In his book, When you're falling Dive, Mark Matousek explores the effects that trauma can have on the progression of our lives. He argues that `post-catastrophe living' can often be more intense, more vibrant and more joyous than the lives of those who haven't experienced great suffering.
In an interview with Dr Rachel Remen, she tells him "The process of wounding actually awakens us to our strength. It shuffles our values. And the top priority is never what you thought it would be. It's never about perfection or power. It always turns out to be about love."
Although, this may sound counter-intuitive, when we are suffering the loss of love, it is often true, that grief can open our eyes to the love that is still in our lives. It can strengthen the relationships we have with other family members or friends and may bring new relationships and new opportunities into our lives.
Experiencing trauma makes us realise that life can be fragile and brings the concept of impermanence to the forefront of our minds, but this can also help us to loosen our grip on the dissatisfaction of the material world and help us to contemplate the bigger questions. This change of perspective can help us to appreciate the relationships we have, and with more empathy, we are often able to treat others around us with greater love and compassion and less judgement, which, in turn, can lead to the possibility of enhanced relationships with others and more joy and love in our lives.
Mark tells us "...terror can be a door to enlightenment. While traditional cultures have long understood the empowering aspects of fear and wounding, the double-edged force of passage rites to galvanize and deepen the spirit, we are too often shielded from this secret knowledge" He believes that our contemporary view of pain and loss as handicaps to be avoided at any cost, is not only `wrong-headed', but could also potentially be dangerous and counter-productive for the evolution of mankind. "...terror is fuel; wounding is power. Darkness carries the seeds of redemption. Authentic strength isn't found in our armour but at the very pit of the wounds each of us manages to survive. As one widow put it to me, `strength doesn't mean being able to stand up to anything, but being able to crawl on your belly a long, long time before you can stand up again."
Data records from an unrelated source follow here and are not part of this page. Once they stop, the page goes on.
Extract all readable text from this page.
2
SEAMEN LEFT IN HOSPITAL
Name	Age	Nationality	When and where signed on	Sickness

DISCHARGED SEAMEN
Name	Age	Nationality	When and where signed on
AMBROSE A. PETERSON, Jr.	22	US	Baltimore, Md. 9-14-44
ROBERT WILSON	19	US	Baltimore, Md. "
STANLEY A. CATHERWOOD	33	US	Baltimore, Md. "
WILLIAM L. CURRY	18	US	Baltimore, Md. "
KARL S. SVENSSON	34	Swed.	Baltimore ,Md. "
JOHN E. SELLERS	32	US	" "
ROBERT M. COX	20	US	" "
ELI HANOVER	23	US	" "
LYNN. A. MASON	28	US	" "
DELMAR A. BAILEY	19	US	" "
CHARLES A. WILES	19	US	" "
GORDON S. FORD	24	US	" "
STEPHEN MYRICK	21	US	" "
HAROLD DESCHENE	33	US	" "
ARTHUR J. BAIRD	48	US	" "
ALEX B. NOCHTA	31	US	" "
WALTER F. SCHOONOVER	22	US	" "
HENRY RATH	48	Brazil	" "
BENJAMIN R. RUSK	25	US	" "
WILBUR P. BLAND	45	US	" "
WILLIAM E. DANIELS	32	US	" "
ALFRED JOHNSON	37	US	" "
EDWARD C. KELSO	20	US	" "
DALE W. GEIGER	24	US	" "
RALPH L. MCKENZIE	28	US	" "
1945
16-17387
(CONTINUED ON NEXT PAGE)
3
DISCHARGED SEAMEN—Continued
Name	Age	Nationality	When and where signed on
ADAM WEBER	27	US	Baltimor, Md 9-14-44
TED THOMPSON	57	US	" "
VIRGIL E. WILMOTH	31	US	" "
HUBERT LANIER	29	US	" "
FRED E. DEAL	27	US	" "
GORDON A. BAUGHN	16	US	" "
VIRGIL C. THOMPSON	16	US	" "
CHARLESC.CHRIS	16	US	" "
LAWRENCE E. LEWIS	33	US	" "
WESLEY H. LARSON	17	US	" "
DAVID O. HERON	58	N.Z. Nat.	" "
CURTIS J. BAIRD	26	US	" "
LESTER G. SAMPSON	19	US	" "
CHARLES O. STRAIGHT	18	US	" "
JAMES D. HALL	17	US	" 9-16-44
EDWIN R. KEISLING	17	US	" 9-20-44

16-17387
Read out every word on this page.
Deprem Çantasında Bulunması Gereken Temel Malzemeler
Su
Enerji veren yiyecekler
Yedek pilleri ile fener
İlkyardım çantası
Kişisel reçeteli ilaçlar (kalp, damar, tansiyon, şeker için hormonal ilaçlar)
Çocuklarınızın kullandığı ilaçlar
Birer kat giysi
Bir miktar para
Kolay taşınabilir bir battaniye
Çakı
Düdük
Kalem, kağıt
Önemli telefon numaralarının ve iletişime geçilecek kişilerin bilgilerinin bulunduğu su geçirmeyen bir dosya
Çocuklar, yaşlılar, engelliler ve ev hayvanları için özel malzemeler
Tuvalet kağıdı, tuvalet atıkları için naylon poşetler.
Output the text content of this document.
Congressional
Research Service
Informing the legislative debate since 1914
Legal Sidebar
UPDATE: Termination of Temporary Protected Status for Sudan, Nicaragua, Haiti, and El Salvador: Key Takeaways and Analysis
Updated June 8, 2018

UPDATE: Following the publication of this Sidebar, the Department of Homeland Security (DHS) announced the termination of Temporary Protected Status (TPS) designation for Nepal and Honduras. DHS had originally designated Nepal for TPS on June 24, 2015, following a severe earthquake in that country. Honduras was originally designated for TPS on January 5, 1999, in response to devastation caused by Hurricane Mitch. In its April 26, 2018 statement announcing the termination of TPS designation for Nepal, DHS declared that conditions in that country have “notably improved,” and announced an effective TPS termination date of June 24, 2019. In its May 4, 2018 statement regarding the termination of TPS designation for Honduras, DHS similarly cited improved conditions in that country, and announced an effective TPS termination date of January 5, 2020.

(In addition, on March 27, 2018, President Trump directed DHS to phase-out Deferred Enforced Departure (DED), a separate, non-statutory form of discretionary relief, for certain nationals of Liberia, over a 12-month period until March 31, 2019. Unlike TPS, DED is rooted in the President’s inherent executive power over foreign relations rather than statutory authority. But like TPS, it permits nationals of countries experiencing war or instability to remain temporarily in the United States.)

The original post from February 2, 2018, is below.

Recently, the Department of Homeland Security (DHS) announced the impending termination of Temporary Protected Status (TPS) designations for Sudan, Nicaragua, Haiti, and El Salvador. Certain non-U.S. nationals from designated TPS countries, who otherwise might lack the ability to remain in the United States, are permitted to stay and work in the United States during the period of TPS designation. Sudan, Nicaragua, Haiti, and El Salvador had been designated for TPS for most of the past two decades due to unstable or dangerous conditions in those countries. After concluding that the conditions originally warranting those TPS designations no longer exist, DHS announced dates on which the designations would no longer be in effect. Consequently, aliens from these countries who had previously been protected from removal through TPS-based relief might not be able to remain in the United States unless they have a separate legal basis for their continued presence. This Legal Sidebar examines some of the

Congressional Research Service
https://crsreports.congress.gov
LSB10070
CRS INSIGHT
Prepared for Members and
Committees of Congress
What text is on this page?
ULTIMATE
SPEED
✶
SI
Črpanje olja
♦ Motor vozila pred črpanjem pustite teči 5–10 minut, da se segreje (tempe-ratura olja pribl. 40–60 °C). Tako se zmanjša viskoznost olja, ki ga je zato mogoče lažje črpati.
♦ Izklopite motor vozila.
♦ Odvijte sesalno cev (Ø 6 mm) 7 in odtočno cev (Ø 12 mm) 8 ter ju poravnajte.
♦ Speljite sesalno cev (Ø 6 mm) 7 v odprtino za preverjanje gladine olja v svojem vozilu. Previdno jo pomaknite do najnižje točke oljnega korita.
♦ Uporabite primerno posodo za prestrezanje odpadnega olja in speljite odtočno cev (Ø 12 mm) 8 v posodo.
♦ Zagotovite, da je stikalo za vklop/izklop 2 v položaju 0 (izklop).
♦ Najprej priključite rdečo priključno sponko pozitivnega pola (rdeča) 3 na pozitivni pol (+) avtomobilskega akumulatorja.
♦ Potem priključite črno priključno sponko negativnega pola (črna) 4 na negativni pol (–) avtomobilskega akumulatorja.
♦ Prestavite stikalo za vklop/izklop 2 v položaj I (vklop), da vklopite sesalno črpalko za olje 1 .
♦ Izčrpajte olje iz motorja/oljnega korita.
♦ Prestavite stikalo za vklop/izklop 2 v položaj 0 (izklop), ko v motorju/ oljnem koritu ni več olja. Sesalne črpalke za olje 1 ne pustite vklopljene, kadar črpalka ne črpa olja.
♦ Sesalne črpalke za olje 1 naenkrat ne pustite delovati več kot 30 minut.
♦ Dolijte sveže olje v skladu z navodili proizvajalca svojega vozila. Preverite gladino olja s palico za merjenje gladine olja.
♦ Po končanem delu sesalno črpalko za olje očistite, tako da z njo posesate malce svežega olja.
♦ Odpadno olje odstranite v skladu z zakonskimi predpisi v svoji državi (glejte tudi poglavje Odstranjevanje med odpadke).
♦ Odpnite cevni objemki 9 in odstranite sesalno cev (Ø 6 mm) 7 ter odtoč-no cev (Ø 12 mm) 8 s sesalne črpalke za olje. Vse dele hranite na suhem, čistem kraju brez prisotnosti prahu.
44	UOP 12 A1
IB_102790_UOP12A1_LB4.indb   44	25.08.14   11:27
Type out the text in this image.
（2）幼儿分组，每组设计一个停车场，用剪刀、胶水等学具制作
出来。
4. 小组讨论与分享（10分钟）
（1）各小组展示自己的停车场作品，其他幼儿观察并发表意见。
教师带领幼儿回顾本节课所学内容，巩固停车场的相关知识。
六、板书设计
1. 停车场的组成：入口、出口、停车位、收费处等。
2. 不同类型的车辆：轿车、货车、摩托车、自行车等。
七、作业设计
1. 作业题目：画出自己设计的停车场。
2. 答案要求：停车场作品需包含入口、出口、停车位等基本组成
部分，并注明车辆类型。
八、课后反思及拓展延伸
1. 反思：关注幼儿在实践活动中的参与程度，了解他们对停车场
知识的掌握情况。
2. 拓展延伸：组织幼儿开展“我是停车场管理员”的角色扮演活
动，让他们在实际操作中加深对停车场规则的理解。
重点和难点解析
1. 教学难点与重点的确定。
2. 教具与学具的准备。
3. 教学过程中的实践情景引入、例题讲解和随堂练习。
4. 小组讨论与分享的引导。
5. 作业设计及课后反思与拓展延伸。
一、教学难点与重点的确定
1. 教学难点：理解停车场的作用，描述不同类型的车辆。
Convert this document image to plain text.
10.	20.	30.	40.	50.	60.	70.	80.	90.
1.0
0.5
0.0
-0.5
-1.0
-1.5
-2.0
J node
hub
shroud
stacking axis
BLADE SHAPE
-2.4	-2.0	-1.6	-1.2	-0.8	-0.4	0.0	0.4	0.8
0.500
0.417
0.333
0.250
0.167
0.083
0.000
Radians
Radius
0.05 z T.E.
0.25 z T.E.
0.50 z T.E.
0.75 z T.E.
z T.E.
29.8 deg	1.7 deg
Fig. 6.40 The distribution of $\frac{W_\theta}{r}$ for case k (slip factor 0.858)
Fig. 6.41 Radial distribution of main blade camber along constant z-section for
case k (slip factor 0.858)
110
In living through his own trauma, he has come to believe that it is through our suffering that we are able to become better human beings... "Our brains are highly mutable, reinventing themselves on a regular basis, which is why not putting pain to it's natural use - as grist for the evolution mill - is such an extraordinary waste of suffering. While hardship can certainly render us bitter, selfish, defensive, and miserable, it can also be used quite differently; as the artery of interconnection, a bridge to other people in pain, as blood in the muscle that propels us. Crisis takes us to the brink of our limits and forces us to keep moving forward. When people in extremis call it a blessing this is the paradox they are describing...Crises pushes you to travel wide, fast, and deep, expands the heart and calls forth reserves of courage you didn't know you had, like adrenaline in the muscles of a mother saving her only child. Only you are the child, and it's your life - the life of your own soul - that you are saving."
Life invariably involves loss, and whilst going through the excruciating aftermath of bereavement or trauma it is hard to believe there might be a light at the end of the tunnel, but in interviewing many people who have experienced different kinds of traumatic events, Mark Matousek's book is an optimistic portrayal of how these events can mould us into more, compassionate, kind and vibrantly alive people. So perhaps we can cling to the hope that there can be an upside to grief after all.